SON OF PROBLEMS (WAMATHINA) PRT 2
by Hussein Muchiri
I
walked towards my house, feeling rejected and dejected. I was so weak. I
could remember some old man claiming it shall all come to pass. How
wise. At this moment, i could remember the happenings at Golgotha like i
was there. To be precise, i could hear the son of man claiming "all is
finished"(yote yamekwisha). I was the walking dead. The energy was
drained. I was nothing but a walking corpse, and a wandering soul i
could not trace.
But as i rarely proclaim, we serve a God
of a second chance. A third chance shouldn't be a wonder either, and a
fourth one. At the junction, i met my immediate neighbour's slutty wife.
The woman have been a core temptation in the plot, with many men openly
confessing they rented their houses because of her. Not like she has
marketed the house, nope, its her way of clothing and her walking
style. See through lessos and brightly colored inners is her favorite,
leaving very little to imagination. To confess, i have severally gone
out to hang dirty clothes on the line just to witness her hang her
own, because any time she bends over to rinse the clothes, heaven falls
all over me. I hope you can feel me. She walks around with a behind
vibrating like Sagem phone, so do not ask me how many times i have been
derailed to follow her instead of going to own errands
So
we greeted each other and started walking to the house lazily as we
caught up with recent happenings. As stories caught rhythm(sic), i
realised an old proverb was working:- A hen that is meant for your stew
don't run away from you when you run after it, it coils its feather in
fear.

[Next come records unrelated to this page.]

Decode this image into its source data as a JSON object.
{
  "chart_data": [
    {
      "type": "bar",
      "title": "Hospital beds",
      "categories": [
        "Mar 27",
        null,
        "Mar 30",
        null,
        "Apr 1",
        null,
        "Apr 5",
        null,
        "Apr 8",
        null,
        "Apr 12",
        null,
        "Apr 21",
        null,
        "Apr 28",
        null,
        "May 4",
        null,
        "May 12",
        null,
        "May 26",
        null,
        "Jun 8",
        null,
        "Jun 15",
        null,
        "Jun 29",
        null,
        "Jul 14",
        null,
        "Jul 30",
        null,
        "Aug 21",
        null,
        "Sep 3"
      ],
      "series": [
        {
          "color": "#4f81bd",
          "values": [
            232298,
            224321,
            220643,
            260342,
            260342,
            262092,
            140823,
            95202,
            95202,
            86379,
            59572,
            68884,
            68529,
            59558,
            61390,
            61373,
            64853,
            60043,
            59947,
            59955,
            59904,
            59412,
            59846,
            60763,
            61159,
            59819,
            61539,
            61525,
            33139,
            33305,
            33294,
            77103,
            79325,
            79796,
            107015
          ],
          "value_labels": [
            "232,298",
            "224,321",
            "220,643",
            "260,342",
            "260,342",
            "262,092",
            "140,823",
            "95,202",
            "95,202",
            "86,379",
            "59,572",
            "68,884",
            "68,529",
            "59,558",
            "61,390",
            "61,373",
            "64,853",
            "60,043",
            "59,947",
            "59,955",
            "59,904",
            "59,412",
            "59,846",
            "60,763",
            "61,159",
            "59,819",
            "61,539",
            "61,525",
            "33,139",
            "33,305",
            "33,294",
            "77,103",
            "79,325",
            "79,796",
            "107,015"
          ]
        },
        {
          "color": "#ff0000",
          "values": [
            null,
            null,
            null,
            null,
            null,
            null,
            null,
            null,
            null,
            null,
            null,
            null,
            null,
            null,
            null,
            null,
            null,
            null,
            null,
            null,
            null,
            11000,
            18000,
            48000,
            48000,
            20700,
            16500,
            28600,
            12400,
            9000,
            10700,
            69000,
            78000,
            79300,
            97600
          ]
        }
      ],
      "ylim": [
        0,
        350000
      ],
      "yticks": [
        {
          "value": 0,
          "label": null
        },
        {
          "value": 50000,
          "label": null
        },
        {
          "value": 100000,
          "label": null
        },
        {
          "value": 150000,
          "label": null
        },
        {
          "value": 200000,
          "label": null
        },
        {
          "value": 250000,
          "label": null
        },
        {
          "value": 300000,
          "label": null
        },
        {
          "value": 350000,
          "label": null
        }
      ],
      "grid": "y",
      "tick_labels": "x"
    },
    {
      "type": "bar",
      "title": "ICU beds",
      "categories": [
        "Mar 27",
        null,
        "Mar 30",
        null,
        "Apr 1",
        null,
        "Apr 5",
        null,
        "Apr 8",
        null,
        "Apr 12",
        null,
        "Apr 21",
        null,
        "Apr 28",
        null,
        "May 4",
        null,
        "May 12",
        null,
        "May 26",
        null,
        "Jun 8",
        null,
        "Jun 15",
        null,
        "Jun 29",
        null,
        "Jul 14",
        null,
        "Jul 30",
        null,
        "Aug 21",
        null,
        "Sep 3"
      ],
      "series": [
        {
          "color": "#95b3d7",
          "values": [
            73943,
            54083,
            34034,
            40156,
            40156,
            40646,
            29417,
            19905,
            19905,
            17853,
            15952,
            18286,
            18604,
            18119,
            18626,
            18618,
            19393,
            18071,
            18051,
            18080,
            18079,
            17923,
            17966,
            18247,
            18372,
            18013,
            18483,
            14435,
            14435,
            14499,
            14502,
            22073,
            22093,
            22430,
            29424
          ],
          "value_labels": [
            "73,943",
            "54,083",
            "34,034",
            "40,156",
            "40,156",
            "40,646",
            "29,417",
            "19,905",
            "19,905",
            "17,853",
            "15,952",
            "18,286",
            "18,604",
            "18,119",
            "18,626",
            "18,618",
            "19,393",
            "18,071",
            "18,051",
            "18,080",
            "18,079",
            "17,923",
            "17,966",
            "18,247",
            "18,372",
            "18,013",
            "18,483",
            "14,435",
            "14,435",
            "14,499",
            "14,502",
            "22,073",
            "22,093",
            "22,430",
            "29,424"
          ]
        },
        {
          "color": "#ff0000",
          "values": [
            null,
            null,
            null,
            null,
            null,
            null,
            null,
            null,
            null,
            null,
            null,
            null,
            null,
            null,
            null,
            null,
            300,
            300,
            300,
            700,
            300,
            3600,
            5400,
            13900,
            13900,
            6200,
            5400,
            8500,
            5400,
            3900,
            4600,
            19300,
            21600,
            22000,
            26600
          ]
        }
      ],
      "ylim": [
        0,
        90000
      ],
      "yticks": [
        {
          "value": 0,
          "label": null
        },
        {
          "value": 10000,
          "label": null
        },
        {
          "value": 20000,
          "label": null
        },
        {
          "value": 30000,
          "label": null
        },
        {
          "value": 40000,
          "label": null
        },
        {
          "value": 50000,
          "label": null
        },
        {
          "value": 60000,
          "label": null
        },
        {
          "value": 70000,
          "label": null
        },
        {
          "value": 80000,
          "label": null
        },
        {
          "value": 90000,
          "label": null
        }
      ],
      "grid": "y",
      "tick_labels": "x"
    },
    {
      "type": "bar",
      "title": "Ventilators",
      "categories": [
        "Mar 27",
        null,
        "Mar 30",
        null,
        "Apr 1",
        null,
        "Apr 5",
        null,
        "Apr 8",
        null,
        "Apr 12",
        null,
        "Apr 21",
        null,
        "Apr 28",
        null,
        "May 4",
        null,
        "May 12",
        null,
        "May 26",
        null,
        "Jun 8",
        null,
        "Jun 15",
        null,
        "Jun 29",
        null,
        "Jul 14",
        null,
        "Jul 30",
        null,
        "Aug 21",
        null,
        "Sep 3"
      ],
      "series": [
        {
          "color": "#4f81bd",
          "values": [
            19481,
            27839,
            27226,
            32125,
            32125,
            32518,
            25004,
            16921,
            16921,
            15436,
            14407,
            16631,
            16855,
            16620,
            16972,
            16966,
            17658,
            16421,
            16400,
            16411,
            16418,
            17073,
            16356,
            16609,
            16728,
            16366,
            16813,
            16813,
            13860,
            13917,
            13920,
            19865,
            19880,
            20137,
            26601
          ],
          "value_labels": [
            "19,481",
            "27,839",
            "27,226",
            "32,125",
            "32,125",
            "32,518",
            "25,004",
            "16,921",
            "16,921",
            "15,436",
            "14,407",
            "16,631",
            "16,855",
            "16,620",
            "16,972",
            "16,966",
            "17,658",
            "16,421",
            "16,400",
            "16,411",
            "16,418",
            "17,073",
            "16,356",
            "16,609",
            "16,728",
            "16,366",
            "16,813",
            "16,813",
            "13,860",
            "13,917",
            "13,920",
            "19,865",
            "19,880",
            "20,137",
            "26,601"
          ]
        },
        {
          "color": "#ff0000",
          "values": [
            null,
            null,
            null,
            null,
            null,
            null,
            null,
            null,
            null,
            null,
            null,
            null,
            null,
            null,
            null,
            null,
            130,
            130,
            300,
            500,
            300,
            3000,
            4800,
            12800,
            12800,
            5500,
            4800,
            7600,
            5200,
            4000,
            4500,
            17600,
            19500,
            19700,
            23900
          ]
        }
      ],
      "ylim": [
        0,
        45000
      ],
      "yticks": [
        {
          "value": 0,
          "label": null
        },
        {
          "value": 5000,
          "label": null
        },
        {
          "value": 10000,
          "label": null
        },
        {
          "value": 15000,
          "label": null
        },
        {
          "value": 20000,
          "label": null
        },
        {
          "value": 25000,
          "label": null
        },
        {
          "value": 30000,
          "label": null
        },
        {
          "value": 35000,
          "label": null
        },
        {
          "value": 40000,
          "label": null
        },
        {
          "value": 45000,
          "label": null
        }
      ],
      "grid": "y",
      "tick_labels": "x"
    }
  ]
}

With several "aki you are funny"and "aki wewe" making most of her
replies, i was sure i had qualified for the quarter finals to get laid. I
almost raised hands to thank my maker, but then i remembered the
parable of the rich fool stated in Luke 12:15-21, and i decided not to
count my chicks before they hatch. As fate would have it, after entering
our humble apartments, she told me to get into her house so that she
could make some coffee for both of us. You see, do not believe Antony
Murage's propaganda that i love eating alot. Thats untrue, baseless and
malicious mudsmearing by my political enemies. Its only that i read
somewhere in the constitution that their is right to eat and i do not
like breaking the law, so into her house we get.
On the wall were pictures of an army man. Those mean looking fellows who look like the lineage of goliath. I almost got chills, but my aspirations to get laid overcame my fear. On enquiry, i was narrated how the husband is a senior KDF officer currently in somalia for Amisom. The absence of the officer was a blessing to me, but i said that in my heart because the devil looms where blessings are abundant. One thing led to another, and before we could say hippopotamus, we had our first suits on, like the one Adam and eve had back in the garden of Eden. Several rumours have it that due to sedentary lifestyle and daily chewing of khat i have become a one minute man, but the woman complained not. After all, a minute and another makes an hour. I can't remember how many laps the marathon made, but i sweat a river and she could mumble "oh oh Hussein" in her dreams for a week straight.